Eine Stunde in Manhattan

Gestern Nachmittag waren wir in Manhattan – Herr A. und ich, eine Stunde lang. Lang genug, um das Heim- bzw. Fernweh voll zu entfachen. Eine Stunde in New York? Ha – ich sag nur, TECHNISCH ist alles möglich. Ich bin mir bewusst, dass ich mich jetzt als extrem rückständig oute, aber was solls. Herr und Frau A. haben gestern sozusagen das allererste Mal MIT Bild und allem ge-scypet. Jaja, ich weiss, diese Form der Kommunikation ist so neu nicht. Aber wir stehen technischen Neuerungen von Natur aus eher skeptisch gegenüber… Schliesslich haben wir auch erst seit zwei Wochen Bluewin-TV (faszinierend!), das sagt eigentlich schon alles.

Nun also dieser Skype-Termin an einem wunderschönen Frühsommer-Nachmittag in Höngg. Erst dachte ich mir, schade, wäre doch vielleicht lieber noch ein bisschen auf der Werdinsel geblieben, aber mit Zeitverschiebung mussten wir uns halt auf eine Uhrzeit einigen und die war nun mal 15h Schweiz/9h NYC. So sassen wir also wie Herr Hahn und Frau Henne auf zwei nahe beieinander stehenden Stühle (wir wollten ja schliesslich beide im Bild sein!) in meinem Bürolein, starrten in den Compi und starteten diese wundersame Verbindung. Und – PLOPPPPPPPPPP – sitzen wir eine Sekunde später unseren Freunden in Harlem gegenüber! Jesses, es war fast so, als sässen wir dort, an dem Esstisch am Morningside-Drive, wo wir so manchen weinseligen Abend verbracht haben mit Gesprächen und Zigaretten und Lachen und dem wahrlich besten New York Cheescake weltweit.

Doch in New York herrschten gestern 5 fröstelige Grade und wir sassen nach wie vor in meinem sonnigen Büro in Höngg bei über 20 Grad – es war wirklich magisch.

Also, von aussen betrachtet sah es wohl schon ein klein bisschen komisch aus, könnte ich mir vorstellen: Da sitzen diesseits des Ozeans zwei erwachsene Personen, eng aufeinander und quetschen ihre Köpfe so nah wie möglich an diese winzig-kleine Linse oben am PC. Jenseits des Ozeans drängeln sich sogar deren vier Köpfe in den Bildschirm. Und alle grinsen sie und winken und findens gaaanz gaaaanz wahnsinnig, was heutzutage so möglich ist.

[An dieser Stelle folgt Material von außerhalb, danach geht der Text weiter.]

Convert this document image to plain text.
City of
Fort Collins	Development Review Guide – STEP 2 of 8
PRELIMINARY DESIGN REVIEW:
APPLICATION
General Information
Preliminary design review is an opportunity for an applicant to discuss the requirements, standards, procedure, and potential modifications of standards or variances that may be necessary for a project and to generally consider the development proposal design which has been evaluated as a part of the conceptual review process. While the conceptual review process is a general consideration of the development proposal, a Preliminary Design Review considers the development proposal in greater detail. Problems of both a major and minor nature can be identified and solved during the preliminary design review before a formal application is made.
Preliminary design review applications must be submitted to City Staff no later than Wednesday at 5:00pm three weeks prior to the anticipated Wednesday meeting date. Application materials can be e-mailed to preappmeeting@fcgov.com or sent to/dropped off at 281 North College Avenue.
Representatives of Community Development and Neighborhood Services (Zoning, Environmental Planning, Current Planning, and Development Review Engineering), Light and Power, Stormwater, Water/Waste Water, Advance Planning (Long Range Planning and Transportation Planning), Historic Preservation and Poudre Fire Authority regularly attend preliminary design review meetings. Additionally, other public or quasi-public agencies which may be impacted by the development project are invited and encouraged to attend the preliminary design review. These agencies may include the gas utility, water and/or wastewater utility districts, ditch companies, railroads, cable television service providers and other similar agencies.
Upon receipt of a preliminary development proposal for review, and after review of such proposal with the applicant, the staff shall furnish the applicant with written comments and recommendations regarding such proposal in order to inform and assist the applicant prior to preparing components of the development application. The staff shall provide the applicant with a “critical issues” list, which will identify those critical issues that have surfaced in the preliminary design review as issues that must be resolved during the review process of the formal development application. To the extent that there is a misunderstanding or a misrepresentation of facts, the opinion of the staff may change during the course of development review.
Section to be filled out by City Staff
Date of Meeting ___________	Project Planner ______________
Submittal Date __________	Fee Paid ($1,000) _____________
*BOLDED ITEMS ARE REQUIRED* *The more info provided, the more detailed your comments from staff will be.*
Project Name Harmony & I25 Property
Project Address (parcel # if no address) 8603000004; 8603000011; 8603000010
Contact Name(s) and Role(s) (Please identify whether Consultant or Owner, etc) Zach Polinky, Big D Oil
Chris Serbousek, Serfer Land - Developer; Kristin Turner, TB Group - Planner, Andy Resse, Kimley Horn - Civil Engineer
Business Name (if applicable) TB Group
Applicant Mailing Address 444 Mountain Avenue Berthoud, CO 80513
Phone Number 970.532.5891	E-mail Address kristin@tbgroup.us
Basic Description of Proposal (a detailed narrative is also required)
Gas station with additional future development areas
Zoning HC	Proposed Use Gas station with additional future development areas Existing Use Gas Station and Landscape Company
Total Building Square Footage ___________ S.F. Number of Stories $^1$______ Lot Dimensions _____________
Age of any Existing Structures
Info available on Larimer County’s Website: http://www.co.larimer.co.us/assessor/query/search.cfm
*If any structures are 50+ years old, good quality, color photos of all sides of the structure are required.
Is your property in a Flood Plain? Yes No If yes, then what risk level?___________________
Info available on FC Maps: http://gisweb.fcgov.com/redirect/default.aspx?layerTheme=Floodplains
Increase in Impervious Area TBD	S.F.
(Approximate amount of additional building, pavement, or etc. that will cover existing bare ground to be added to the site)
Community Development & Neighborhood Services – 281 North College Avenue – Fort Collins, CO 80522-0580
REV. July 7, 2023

Ist es auch. Und, das habe ich schon früher beim Ohnebild-Skypen festgestellt, das Beste daran ist nämlich folgendes: Es kann immer nur einer aufs Mal reden! Das heisst, sobald man anfängt zu reden, hört man den anderen nicht mehr. Das heisst weiter, dass mir dieses System wohl gesinnt ist, denn ich neige dazu, den Leuten ins Wort zu fallen. Somit bin beim skypen also meistens ich am Reden. Und weil ich grundsätzlich mitteilsamer bin als beispielsweise Herr A., haben wir uns gestern ganz gut ergänzt. Eventuell kam die Manhatten-Truppe etwas zu kurz diesbezüglich – aber das war ja schliesslich unsere Skype-Premiere. Wir sind noch am Üben und bei unserem nächsten virtuellen Besuch in New York werde ich mich in Schweigen und Zuhören üben – versprochen.